O ex-presidente da República Jair Bolsonaro (PL) chegou ao hospital DF Star, em Brasília, na manhã desta quarta-feira, 7, para ser submetido a exames após sofrer uma queda na cela em que está preso na Superintendência da Polícia Federal.

O comboio de viaturas da PF e da Polícia Militar do DF chegou ao hospital por volta das 11h20.

Bolsonaro estava acompanhado da ex-primeira-dama Michelle Bolsonaro e foi ao local para ser submetido a uma tomografia, uma ressonância e a um eletroencefalograma.

Os exames foram autorizados pelo ministro Alexandre de Moraes, do Supremo Tribunal Federal (STF), que atende a um pedido da defesa do ex-presidente. Na decisão, o ministro determinou que a Polícia Federal (PF) fizesse o transporte de Bolsonaro “de maneira discreta”, e que realize o desembarque pela garagem do hospital.

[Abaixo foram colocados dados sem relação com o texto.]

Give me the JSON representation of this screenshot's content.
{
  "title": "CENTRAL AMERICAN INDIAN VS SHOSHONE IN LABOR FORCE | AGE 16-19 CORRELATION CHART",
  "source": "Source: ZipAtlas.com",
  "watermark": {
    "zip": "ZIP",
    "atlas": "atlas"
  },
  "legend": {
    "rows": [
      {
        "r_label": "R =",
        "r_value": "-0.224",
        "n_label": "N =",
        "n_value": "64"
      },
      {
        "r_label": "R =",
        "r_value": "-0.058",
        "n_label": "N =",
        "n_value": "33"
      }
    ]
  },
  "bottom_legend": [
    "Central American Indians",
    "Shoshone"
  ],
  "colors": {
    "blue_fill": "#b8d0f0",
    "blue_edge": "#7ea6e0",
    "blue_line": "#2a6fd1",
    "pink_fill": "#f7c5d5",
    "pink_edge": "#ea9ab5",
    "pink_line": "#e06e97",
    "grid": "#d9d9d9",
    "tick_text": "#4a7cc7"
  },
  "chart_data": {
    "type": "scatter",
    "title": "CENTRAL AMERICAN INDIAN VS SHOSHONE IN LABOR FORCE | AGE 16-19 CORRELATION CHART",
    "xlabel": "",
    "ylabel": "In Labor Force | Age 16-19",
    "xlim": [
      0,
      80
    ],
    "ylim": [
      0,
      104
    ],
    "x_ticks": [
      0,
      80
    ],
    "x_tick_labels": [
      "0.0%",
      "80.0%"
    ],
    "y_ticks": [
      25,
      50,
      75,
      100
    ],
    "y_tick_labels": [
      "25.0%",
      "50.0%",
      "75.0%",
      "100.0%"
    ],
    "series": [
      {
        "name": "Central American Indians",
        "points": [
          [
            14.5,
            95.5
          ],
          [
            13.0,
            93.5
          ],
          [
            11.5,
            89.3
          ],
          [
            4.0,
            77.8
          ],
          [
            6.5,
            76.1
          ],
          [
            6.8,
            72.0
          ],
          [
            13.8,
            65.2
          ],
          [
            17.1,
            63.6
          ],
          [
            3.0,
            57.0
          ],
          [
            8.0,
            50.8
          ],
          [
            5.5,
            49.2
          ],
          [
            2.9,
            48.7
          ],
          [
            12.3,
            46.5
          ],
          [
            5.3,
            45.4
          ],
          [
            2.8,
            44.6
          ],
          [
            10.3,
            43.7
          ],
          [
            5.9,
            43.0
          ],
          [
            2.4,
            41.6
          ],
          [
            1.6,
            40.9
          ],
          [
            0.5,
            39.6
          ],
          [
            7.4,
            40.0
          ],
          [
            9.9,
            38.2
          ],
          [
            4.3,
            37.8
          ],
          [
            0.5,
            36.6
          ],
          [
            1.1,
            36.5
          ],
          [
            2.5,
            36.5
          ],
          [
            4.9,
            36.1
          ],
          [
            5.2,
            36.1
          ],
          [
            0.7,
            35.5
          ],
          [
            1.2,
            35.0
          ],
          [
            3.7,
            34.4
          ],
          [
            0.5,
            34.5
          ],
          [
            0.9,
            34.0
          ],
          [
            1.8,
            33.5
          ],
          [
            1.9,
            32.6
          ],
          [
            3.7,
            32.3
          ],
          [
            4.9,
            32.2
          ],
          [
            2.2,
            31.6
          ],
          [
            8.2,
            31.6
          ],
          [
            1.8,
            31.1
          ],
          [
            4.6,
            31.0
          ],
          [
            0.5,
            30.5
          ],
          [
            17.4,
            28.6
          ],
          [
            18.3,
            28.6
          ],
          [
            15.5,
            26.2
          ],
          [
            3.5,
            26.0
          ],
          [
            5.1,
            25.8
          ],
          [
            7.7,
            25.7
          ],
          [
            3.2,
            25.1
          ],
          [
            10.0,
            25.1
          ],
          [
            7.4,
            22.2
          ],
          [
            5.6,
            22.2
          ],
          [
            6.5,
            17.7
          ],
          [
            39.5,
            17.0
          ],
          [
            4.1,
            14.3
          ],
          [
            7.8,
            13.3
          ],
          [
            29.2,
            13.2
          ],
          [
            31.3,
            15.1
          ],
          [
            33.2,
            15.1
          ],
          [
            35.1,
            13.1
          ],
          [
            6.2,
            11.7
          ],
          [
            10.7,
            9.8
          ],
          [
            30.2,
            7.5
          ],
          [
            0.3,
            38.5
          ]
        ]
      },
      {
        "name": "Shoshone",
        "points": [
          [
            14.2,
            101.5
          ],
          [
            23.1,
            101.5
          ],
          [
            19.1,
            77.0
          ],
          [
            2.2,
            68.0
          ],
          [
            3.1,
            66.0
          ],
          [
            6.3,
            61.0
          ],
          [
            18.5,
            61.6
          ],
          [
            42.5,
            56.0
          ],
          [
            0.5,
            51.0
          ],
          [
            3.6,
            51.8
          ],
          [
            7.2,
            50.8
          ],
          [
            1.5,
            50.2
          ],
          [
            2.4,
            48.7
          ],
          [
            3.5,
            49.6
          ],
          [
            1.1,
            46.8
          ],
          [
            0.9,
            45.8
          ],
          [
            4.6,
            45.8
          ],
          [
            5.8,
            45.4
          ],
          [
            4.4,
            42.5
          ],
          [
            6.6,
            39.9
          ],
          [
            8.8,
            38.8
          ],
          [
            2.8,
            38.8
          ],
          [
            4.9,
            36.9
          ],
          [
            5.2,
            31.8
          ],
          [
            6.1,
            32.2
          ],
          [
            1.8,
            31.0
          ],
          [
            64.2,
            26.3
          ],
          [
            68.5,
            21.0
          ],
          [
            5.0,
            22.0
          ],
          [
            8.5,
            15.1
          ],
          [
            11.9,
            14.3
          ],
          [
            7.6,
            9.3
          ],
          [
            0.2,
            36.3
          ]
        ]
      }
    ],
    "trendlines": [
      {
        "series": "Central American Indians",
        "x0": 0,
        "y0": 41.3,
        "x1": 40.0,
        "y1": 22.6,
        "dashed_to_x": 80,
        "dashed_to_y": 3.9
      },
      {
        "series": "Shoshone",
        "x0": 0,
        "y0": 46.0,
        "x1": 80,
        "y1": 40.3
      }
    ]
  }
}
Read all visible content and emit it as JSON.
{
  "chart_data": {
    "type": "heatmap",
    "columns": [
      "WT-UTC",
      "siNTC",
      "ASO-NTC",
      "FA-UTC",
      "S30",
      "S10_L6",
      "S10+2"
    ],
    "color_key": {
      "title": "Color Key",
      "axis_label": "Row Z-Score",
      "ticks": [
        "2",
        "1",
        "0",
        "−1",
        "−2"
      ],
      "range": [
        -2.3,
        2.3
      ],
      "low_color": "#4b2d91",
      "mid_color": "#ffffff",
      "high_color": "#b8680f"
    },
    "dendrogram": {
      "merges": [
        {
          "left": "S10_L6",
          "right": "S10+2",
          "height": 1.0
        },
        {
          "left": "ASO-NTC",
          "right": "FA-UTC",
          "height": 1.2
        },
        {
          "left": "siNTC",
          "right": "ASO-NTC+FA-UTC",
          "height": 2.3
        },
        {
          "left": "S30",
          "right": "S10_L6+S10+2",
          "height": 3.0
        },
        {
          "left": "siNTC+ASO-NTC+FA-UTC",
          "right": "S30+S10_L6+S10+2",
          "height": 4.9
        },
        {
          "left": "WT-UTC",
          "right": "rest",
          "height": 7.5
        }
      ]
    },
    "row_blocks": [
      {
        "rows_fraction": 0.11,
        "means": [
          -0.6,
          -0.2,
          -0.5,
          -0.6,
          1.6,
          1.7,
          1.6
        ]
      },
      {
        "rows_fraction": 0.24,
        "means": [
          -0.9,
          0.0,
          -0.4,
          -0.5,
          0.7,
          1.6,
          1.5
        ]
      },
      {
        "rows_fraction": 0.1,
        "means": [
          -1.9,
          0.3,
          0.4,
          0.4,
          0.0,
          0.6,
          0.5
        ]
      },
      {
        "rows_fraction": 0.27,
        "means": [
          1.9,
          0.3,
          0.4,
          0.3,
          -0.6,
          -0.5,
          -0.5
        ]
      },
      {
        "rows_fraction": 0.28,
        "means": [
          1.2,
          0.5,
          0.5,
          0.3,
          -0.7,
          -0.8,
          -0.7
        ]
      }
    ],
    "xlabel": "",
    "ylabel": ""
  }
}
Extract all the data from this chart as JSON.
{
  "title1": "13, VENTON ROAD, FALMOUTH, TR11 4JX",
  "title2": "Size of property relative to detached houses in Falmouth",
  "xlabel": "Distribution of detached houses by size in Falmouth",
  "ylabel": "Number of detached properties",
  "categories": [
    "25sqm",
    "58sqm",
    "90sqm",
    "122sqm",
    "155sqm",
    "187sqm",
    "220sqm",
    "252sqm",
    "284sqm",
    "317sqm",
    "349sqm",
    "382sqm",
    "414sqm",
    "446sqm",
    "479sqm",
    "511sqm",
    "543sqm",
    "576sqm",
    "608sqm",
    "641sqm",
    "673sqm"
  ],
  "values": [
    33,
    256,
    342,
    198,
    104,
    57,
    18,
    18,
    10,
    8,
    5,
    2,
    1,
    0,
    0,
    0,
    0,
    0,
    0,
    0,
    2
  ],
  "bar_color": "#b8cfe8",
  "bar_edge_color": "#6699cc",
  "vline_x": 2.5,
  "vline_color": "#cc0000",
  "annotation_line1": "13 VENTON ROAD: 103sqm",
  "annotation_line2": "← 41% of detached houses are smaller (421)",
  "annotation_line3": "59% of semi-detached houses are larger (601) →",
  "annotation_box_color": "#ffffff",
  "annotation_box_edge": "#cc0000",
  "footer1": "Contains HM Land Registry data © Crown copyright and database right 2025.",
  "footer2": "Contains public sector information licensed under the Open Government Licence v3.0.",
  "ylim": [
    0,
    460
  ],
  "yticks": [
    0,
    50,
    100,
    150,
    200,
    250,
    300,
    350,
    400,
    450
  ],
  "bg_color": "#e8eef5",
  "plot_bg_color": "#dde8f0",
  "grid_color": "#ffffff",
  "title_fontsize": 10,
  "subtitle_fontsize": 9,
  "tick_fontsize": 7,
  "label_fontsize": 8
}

A PF ficará responsável pela vigilância do ex-presidente durante os exames. Em seguida, ele deverá voltar à Superintendência da Polícia Federal.

Queda

A queda de Bolsonaro foi reportada, inicialmente, por sua esposa, Michelle, ainda na terça-feira (6). Nas redes sociais, ela afirmou que o marido não estava bem.

“Durante a madrugada, enquanto dormia, teve uma crise, caiu e bateu a cabeça no móvel”, disse.

No mesmo dia, a defesa do ex-presidente tentou a remoção dele para o hospital, mas Moraes negou. O ministro baseou sua decisão em uma avaliação da equipe médica da Polícia Federal, que constatou ferimentos leves e não viu necessidade de exames no hospital.

Os advogados, então, apresentaram os pedidos específicos de exames indicados por um médico particular de Bolsonaro. Esses pedidos foram citados por Moraes na decisão proferida hoje.

Segundo os advogados de defesa de Bolsonaro, ele apresentou quadro clínico compatível com traumatismo craniano, síncope noturna associada à queda, crise convulsiva, oscilação de memória e um corte na têmpora.

Esse quadro, argumentou a defesa, exigiria a realização de exames como tomografia e ressonância magnética do crânio, além de um eletroencefalograma.